People expect Windows to just be similar, and I dread to think what support will be like, and the massive amounts of user training that will be required on corporate levels. Getting users to follow any instructions at all is like herding cats. A long and torrid time for IT support awaits, that much is certain. MS don't have the luxury of being on the forefront of design, they need to be simple to transition between.
This has the feeling of Vista, but worse. The technology enthiusiasts aren't overly fussed from what I read, and plenty of them run IT departments. I can't see corporates being on side, and they are losing enthiusiasts... so really they have those poor people who buy a new PC like a few years ago, getting lumped with Vista... they couldn't even force gamers with the delights of DX10. IT budgets are tight, and training isn't cheap. Really poor timing.
All I want is a choice to disable Metro, because Windows 8 would be seriously great otherwise. Unless something drastic is done, its going to fail, and fail hard.
---------- Post added at 08:38 PM ---------- Previous post was at 08:20 PM ----------
I think I agree with you here man. I more or less had similar thoughts.
Desktop will be a big problem. MS is pushing hard so that devs come and design apps. I am using a Hackintosh, OS X Lion and believe me, its a great experience. For Apple, it's the other way round. Devs knock on their door.
Anyways, this is what I have to say. I may be wrong.
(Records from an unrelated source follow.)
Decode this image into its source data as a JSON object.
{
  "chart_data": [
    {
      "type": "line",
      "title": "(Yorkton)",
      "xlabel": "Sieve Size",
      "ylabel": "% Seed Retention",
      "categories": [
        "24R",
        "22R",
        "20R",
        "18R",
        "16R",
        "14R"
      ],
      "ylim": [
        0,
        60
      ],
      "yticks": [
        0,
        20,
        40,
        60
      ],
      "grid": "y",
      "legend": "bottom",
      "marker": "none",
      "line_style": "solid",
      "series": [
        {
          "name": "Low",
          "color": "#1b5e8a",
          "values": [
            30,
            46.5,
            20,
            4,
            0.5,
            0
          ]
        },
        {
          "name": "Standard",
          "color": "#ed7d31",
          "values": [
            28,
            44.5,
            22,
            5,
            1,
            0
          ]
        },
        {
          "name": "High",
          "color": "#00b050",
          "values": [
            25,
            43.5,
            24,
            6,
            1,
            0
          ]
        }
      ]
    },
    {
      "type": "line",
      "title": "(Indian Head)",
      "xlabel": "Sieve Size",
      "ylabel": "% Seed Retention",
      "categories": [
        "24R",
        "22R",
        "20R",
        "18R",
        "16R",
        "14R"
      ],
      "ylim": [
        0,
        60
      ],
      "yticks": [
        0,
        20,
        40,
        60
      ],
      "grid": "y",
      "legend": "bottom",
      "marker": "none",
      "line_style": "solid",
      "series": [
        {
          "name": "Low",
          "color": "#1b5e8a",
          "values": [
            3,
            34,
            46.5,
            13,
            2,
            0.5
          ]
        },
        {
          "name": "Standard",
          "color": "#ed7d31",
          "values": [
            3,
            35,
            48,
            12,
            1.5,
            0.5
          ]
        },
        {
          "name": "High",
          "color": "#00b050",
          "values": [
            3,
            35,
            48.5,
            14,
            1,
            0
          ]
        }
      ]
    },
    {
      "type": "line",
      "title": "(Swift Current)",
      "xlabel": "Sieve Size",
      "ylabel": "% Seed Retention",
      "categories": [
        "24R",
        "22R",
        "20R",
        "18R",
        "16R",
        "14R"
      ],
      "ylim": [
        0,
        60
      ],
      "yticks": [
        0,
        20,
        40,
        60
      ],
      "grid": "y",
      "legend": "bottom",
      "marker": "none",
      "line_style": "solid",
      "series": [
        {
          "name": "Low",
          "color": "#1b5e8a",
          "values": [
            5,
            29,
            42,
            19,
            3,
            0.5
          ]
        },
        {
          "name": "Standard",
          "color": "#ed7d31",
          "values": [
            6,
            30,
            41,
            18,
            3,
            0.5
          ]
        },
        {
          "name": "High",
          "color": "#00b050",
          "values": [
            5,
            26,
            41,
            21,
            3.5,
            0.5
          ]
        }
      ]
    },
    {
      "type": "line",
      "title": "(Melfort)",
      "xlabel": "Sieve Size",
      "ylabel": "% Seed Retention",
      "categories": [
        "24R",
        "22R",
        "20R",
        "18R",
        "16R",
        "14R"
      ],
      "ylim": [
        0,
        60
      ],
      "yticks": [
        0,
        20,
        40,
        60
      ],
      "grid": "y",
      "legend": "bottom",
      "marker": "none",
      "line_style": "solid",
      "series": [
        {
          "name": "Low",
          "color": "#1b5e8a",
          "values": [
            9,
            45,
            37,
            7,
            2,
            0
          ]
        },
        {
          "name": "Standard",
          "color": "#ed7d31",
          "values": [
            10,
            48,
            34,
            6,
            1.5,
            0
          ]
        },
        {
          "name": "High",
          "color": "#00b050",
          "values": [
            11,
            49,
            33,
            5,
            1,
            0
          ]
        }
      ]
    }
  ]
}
I'm a Mac owner, using OSX Lion with Windows 7 and 8 in triple boot on my Macbook Pro, and I completely disagree. Apple is a TERRIBLE experience because OSX lacks too many very basic features, lacks enterprise management features and has a much, MUCH narrower selection of apps than does Windows. To say that MS is pushing developers to design apps is true; they're offering free tools, free support, and in some cases even free hardware, but they don't have any ability to force developers to do anything, nor do they need to do so. Further, if it were true that the Windows developer situation was the opposite of OSX, then Mac OSX would have far more apps than Windows--and it doesn't, not even close. After almost a year of having an OSX app store, they've just recently cracked 10,000 apps. In roughly 18 months of having the Windows phone marketplace, MS has 85,000 apps, and you can expect that the same thing will happen with Windows 8. There will be thousands of Metro style apps available at launch, and inside of one year, Windows 8's marketplace will have more apps than Apple's for OSX. Windows itself, excluding the marketplace, already has orders of magnitude more apps than OSX, and that won't change any time soon.
Why? Simple: Windows is more than 90% of the worldwide OS market, and developers are like anyone else: they're selfish and want to turn a profit, put money in their pockets so they can take care of themselves and their loved ones. Anyone with an iota of business sense will tell you: only a fool would ignore 90% of the world's market to focus on the 4% Apple holds worldwide and 10% in the US.
Windows 8 will do just fine. It'll be a rough transition, BECAUSE it's a transition. This new UI represents the first major UI design paradigm shift in 30 YEARS. It won't be easy, but it will be successful.
You can take the following prediction to the bank:
In one year, Microsoft will sell more copies of Windows 8 than Apple has sold of Mac computers in its entire history.